Following graduation in 1946, Conor spent 7 years in Liverpool at the world-renowned Alder Hey Children's Hospital. In 1956 he was appointed Paediatrician and Paediatric cardiologist at the newly founded Our lady’s Hospital for Sick Children in Crumlin, Dublin. In 1970 he was appointed professor of pediatrics at UCD.

As a clinician and teacher, Conor Ward’s contributions to UCD, Ireland and the wider world have been outstanding. He is internationally recognised for his work on identifying a disorder of electrical conductance in the heart, that can lead to irregularities of the heartbeat and sudden death. The international medical community acknowledged his pioneering work by attaching his name to this condition which is now called Ward- Romano syndrome.

As the first pediatric cardiologist in Ireland and one of the first internationally he spearheaded the development of cardiology and cardiac surgery services for children in Ireland.  At that time children with what would now be considered relatively minor cardiac abnormalities frequently died because of failure to diagnose their condition and even when diagnosed the absence of any capacity to repair the defect.  Conor being a superb diagnostician immediately solved the first problem, identifying cardiac defects in ill babies.  His challenge however was to build a system that could repair these anomalies in the architecture of the child's heart.  There was little experience of operating on the heart and in children with their tiny hearts and often complex structural defects proposing surgical intervention seemed to many to be science fiction. The scope of this citation does not allow for adequate representation of the role he played in establishing cardiology and cardiac surgery service for children in Ireland.  It is important to note that this became a family endeavor. Conors wife Pauline, who is with us here today was a skilled nurse.  Conor recruited her to care for these critically sick children following their surgery in Crumlin.  This was pioneering work, demanding that he and Pauline spend many of their waking hours at the hospital.  His leadership resulted in cardiac services for children in Ireland becoming equal to or better than those which pertained in any other country.  He demanded excellence from everybody involved which he saw as imperative in terms of what children and their families should expect from those who cared for them.  There are  centres internationally who could have avoided subsequent well-publicised calamities relating to children with heart defects if they were led by somebody with his commitment to excellence, even when demanding it resulted in unpopularity.

Conor Ward the carer and Conor Ward the teacher are inextricably intertwined.

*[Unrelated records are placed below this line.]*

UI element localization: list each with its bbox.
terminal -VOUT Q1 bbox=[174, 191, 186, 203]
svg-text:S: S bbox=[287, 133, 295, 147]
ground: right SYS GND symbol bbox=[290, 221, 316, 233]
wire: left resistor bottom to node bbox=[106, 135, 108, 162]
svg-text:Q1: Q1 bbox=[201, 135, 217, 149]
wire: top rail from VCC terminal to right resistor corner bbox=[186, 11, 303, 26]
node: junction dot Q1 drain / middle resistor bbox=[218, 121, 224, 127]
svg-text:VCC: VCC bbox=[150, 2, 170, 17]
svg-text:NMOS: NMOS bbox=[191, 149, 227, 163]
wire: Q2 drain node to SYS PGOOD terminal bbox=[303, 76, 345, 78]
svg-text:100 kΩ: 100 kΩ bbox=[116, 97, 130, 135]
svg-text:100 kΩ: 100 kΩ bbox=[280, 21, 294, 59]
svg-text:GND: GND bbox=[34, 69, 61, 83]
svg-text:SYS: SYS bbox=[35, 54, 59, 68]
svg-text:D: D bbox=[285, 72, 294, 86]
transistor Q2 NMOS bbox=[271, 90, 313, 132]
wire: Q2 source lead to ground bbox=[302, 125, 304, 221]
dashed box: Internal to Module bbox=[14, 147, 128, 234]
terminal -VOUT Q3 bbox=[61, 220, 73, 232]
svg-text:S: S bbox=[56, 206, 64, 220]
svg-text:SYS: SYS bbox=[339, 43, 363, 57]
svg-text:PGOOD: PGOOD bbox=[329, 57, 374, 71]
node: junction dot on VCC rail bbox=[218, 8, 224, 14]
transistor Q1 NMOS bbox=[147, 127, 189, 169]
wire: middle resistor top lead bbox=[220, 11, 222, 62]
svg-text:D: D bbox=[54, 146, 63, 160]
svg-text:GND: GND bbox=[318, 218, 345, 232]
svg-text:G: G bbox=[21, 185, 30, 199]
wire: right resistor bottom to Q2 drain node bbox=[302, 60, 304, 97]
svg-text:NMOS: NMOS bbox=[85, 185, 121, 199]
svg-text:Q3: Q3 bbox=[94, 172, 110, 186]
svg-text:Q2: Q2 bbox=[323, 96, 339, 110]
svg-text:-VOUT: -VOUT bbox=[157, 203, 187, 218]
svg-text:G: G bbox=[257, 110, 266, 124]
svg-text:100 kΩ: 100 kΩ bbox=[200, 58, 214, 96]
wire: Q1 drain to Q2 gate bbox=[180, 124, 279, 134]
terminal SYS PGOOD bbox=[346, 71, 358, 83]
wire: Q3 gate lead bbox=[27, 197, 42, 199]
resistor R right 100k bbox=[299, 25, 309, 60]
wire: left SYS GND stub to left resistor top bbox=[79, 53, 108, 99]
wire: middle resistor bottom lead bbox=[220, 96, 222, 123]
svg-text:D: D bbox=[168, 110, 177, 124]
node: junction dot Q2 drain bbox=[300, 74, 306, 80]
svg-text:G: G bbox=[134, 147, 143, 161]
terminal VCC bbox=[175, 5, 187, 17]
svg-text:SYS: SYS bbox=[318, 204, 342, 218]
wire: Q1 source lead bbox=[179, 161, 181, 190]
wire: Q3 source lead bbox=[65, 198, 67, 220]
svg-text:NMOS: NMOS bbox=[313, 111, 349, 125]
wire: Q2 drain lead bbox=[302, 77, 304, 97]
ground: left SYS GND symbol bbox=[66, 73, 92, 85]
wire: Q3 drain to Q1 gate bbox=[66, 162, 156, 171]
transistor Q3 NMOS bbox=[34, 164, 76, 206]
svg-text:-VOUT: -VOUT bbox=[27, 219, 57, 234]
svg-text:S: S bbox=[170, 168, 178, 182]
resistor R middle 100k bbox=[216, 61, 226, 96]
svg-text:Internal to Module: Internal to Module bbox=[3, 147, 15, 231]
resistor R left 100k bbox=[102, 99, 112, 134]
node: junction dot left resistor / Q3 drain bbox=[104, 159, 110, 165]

I was not a graduate of UCD and when following Conor’s retirement I was appointed as professor of pediatrics at UCD and Crumlin I sought opinions on the department from UCD graduates who I had known over many years working in Canada.  The consistency of their response was remarkable in relation to the inspirational effect Conor had through his teaching and especially their observing his caring for children and their Parents.

He championed the cause of children and families who had conditions that were often misunderstood by society, Down’s syndrome and Sudden Infant Death.  His care for children with Down’s syndrome resulted in him receiving lifetime service awards from the Down’s syndrome Associations in Ireland and the UK.  Through his research and writing, (including a PhD undertaken after his retirement) he is identified as the preeminent authority on the life of John Langdon Down who described the syndrome.

His work with families following Sudden Infant has resulted in a much better understanding of the importance of ongoing support for these families long after the tragic event.

Conor Ward, Irish scholar, skilled and caring paediatrician, irrepressible advocate for sick children and their parents, inspirational teacher, we salute you in your 93rd year.

 

Praehonorabilis Praeses, totaque Universitas, 

Praesento vobis hunc meum filium, quem scio tam moribus quam doctrina habilem et idoneum esse qui admittatur, honoris causa, ad Gradum Doctoratus Scientiae; idque tibi fide mea testor ac spondeo, totique Academiae.